There is an ever-growing need for speed and reliability of wireless communication systems. Addressing the complexity of such systems is therefore a much more daunting task than it was a decade ago. For example, there are multiple radios operating at the same time in a state of the art smartphone. With the imminent advent of 5G wireless communication networks and beyond, transmission frequencies are expected to reach beyond 10 GHz. Low-noise amplification and selection of specific frequencies (filtering) are crucial processes on signals received from the antenna. Conventional passive acoustic filter technologies are not capable of efficiently addressing the needs of such complex systems, especially at high frequencies. The proposed work investigates a new class of devices that will provide simultaneous low-noise amplification and filtering of radio frequency (RF) signals. The ability to integrate multiple RF front-ends on a single chip will enable a host of unprecedented possibilities in wireless communication systems. Individual devices can revolutionize receiver front-end architectures and pave the way to more sophisticated radio systems. This new class of electronic devices can open up a new area of research and development with great potential for commercial applications.
The technical focus of this project is to further explore and enhance the concept of phononic amplification in electromechanical resonant devices for development of narrow-band active filters with frequencies in the GHz range. Such devices can significantly simplify and improve RF front-ends by eliminating the conventional semiconductor amplifiers and moving the amplification into the acoustic domain, where frequency selection takes place simultaneously. Phononic amplification is based on carrier-phonon constructive interference effect in micro to nanoscale mechanical resonant cavities and is in many ways the acoustic equivalent of LASER and Optical Amplification. Absorbing power from an external electrical power source, mechanical vibrations (phonons) can be amplified due to carrier-phonon interactions. The result in the electrical domain is a negative electrical equivalent resistance within a narrow bandwidth around the resonance frequency of the mechanical structure. A negative resistance in combination with a resistive load can act as an amplifier absorbing power from the pump source and delivering amplified RF power to the load.
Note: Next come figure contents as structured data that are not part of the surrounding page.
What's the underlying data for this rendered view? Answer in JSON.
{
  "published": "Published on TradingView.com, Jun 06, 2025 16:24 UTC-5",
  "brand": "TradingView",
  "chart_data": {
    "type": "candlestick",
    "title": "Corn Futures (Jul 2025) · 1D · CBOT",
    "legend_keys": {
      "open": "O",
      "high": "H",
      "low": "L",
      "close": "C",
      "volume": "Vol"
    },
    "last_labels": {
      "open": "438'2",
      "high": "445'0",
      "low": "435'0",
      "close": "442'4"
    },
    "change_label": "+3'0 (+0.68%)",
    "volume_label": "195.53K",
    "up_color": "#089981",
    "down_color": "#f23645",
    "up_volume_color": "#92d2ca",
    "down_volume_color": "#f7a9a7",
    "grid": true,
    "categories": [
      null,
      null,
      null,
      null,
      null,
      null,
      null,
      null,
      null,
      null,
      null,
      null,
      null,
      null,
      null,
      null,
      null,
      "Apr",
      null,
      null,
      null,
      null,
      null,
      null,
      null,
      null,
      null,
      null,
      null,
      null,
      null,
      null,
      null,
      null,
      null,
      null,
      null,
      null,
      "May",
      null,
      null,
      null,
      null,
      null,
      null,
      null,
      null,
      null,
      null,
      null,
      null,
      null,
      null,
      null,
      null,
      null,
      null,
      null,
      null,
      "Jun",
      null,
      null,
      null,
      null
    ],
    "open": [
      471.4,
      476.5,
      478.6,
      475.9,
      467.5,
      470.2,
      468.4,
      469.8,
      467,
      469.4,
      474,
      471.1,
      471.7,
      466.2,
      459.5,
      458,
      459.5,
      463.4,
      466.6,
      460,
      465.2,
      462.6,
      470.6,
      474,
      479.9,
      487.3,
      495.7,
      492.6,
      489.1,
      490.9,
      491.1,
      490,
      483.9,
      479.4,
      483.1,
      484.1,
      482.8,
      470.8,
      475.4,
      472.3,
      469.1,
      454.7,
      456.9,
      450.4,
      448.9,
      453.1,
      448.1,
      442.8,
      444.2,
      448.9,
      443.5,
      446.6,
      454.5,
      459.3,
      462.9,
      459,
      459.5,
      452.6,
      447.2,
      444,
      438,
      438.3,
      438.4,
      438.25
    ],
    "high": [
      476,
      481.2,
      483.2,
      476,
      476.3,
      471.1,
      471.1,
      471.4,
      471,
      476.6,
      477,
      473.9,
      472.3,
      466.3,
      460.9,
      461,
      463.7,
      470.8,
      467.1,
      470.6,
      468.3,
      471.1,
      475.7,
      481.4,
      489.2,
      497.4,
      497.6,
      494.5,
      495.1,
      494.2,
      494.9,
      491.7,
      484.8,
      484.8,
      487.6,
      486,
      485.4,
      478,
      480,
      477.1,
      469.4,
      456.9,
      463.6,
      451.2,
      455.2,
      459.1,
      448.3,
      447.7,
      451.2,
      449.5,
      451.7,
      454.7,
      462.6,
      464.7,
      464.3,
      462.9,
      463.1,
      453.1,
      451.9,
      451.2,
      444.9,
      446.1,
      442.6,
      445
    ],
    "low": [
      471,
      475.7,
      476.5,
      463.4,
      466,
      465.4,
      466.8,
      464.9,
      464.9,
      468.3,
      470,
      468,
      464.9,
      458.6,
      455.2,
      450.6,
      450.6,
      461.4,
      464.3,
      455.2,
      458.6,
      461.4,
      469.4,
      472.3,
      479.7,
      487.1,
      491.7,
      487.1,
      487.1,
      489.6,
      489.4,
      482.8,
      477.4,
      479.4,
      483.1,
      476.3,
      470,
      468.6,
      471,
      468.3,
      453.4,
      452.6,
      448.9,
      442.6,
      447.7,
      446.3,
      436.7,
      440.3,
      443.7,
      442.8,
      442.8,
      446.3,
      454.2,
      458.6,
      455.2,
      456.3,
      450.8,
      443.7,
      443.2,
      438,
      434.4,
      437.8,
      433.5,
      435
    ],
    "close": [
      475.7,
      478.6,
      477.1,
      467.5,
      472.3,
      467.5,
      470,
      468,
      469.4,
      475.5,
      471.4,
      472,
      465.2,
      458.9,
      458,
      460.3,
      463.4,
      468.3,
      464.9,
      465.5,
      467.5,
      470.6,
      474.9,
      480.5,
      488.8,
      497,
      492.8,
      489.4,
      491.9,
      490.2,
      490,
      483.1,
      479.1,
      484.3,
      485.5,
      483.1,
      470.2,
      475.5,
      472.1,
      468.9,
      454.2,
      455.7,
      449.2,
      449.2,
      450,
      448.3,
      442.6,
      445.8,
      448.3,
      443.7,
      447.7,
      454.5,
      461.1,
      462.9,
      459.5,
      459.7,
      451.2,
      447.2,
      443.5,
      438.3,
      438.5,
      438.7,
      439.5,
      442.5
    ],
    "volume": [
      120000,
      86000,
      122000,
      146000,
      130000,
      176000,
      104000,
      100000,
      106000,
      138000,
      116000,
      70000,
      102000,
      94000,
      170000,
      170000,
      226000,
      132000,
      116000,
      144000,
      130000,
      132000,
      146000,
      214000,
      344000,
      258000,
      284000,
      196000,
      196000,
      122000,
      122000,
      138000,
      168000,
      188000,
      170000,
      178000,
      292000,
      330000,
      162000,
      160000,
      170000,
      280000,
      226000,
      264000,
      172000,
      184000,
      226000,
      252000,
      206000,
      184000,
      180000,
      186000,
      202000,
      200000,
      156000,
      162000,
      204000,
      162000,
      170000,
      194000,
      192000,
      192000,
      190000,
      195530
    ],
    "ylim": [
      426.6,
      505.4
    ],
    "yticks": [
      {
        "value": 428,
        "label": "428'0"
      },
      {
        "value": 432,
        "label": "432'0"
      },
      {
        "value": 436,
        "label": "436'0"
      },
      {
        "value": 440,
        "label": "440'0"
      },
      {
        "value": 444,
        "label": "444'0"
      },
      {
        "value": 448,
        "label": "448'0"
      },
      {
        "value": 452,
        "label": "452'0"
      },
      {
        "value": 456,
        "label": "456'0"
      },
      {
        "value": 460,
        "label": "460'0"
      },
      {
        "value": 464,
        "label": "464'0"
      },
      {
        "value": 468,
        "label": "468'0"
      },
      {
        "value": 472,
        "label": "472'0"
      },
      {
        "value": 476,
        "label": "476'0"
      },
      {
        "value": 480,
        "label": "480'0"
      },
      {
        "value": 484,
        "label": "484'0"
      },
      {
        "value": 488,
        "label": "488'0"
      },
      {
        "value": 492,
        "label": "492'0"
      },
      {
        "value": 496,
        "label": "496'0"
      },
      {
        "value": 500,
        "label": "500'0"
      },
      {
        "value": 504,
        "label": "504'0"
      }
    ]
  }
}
Highly selective filtering provided by the phononic amplifiers can significantly relax the dynamic range requirement and therefore power consumption of RF analog to digital converters. Phononic amplifiers are therefore well suited for modern RF transceivers with direct sampling architectures, in which the RF signal is processed without being down-converted. To meet the linearity and power handling requirements, two-dimensional mechanically coupled (electrically parallel) arrays of such devices will be designed and implemented.
This award reflects NSF's statutory mission and has been deemed worthy of support through evaluation using the Foundation's intellectual merit and broader impacts review criteria.